From the owner's manual to the Steelhead;
An effective means of varying the load seen by the MC cartridge has been included in the form of a 5-position rotary switch. This switch selects various taps on a specially manufactured dual-primary bi-filar wound, high-bandwidth low-resistance and multiple-shielded nickel-core step-up autoformer. A drama to make, the autoformer permits the minute MC cartridge signal power to be efficiently and transparently transformed from low-volts/high-current to high-volts/ low-current. By avoiding conventional parasitic cartridge termination resistors, none of the MC cartridge’s tiny signal power is thrown away before amplification. This results in improved system signal-to-noise ratio. Quite worthwhile provided, as in the STEELHEAD, the autoformer has the necessary performance for the job. This pivotal component has had engineering attention lavished upon it in the only way possible or practical: The Manley Labs magnetics department. In-house transformer prototyping and manufacturing capabilities permit realization of extraordinary transformer designs.

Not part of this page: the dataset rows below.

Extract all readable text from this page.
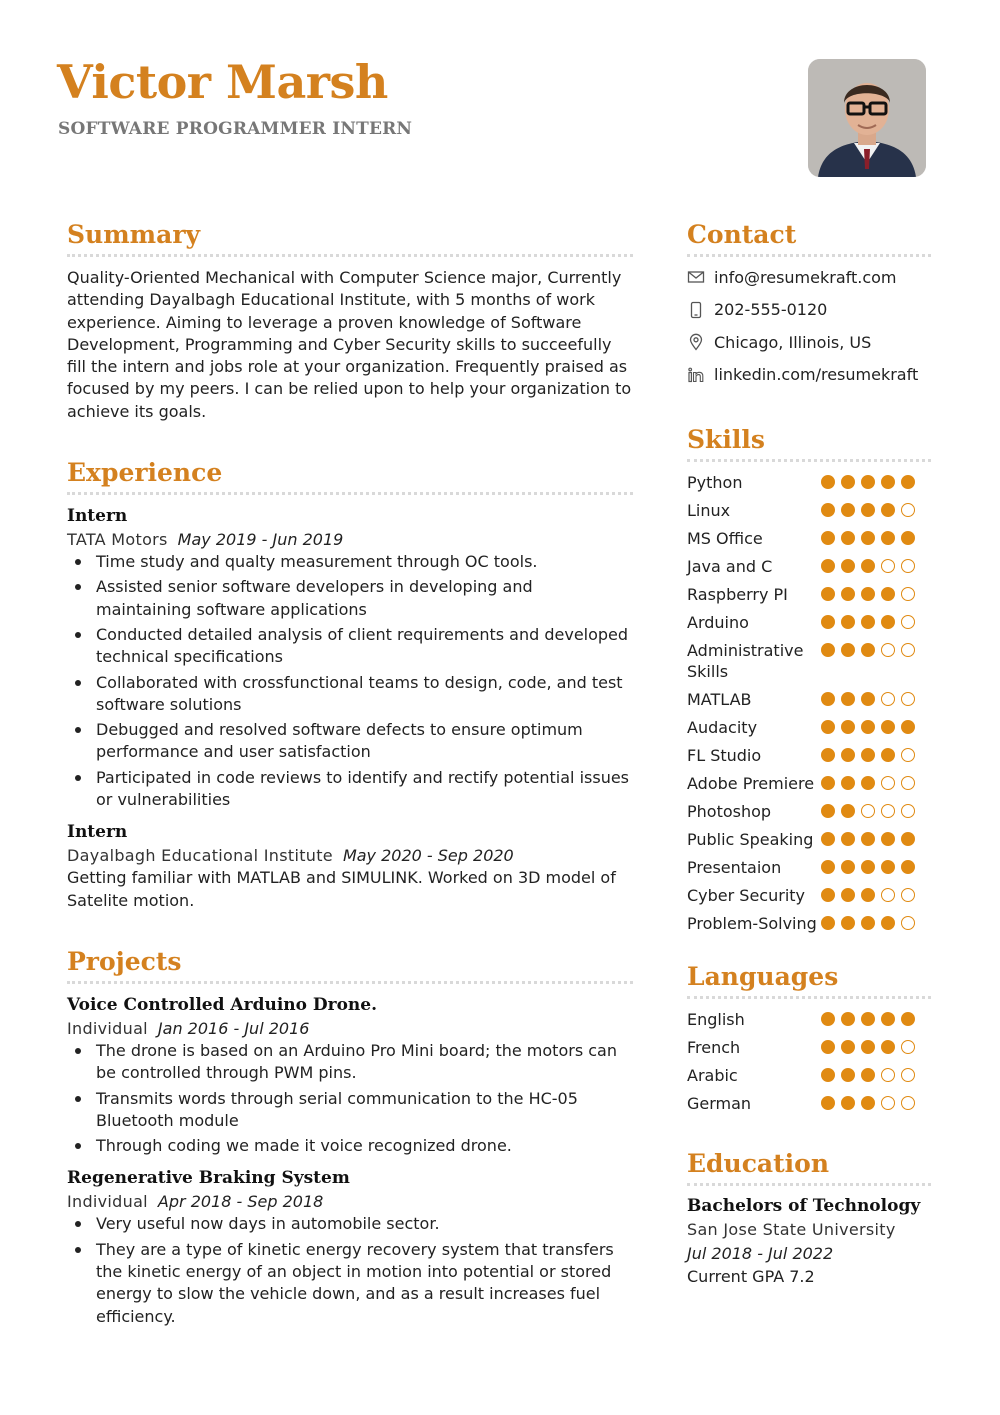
Victor Marsh
SOFTWARE PROGRAMMER INTERN
Summary

Quality-Oriented Mechanical with Computer Science major, Currently attending Dayalbagh Educational Institute, with 5 months of work experience. Aiming to leverage a proven knowledge of Software Development, Programming and Cyber Security skills to succeefully fill the intern and jobs role at your organization. Frequently praised as focused by my peers. I can be relied upon to help your organization to achieve its goals.

Experience
Intern
TATA Motors May 2019 - Jun 2019
Time study and qualty measurement through OC tools.
Assisted senior software developers in developing and maintaining software applications
Conducted detailed analysis of client requirements and developed technical specifications
Collaborated with crossfunctional teams to design, code, and test software solutions
Debugged and resolved software defects to ensure optimum performance and user satisfaction
Participated in code reviews to identify and rectify potential issues or vulnerabilities
Intern
Dayalbagh Educational Institute May 2020 - Sep 2020

Getting familiar with MATLAB and SIMULINK. Worked on 3D model of Satelite motion.

Projects
Voice Controlled Arduino Drone.
Individual Jan 2016 - Jul 2016
The drone is based on an Arduino Pro Mini board; the motors can be controlled through PWM pins.
Transmits words through serial communication to the HC-05 Bluetooth module
Through coding we made it voice recognized drone.
Regenerative Braking System
Individual Apr 2018 - Sep 2018
Very useful now days in automobile sector.
They are a type of kinetic energy recovery system that transfers the kinetic energy of an object in motion into potential or stored energy to slow the vehicle down, and as a result increases fuel efficiency.
Contact
info@resumekraft.com
202-555-0120
Chicago, Illinois, US
linkedin.com/resumekraft
Skills
Python
Linux
MS Office
Java and C
Raspberry PI
Arduino
Administrative Skills
MATLAB
Audacity
FL Studio
Adobe Premiere
Photoshop
Public Speaking
Presentaion
Cyber Security
Problem-Solving
Languages
English
French
Arabic
German
Education
Bachelors of Technology
San Jose State University
Jul 2018 - Jul 2022
Current GPA 7.2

Since an autoformer only differs from a transformer by having no secondary winding I don't understand your comment Lewm.
Also from the manual:
5. SWITCH-SELECTABLE AMPLIFIER GAIN
Cartridge output levels and downstream line-level interconnect drive voltage requirements can vary greatly between manufacturers. Hence a four-step amplifier-block gain control has been included to accommodate these differences, as well as differing cartridge sensitivities. You may select from 50 to 65 dB of gain in 5 dB steps. The gain figure is referred to amplifier gain at 1 kHz. Notice that the pre-amp gain is about 20 dB higher (10 times) at 20 Hz and about 20 dB lower (0.1 times) at 20,000 Hz. The MC step-up autoformer may also provide approximately 2 to 12 dB of additional voltage gain depending on cartridge source impedance and load switch setting.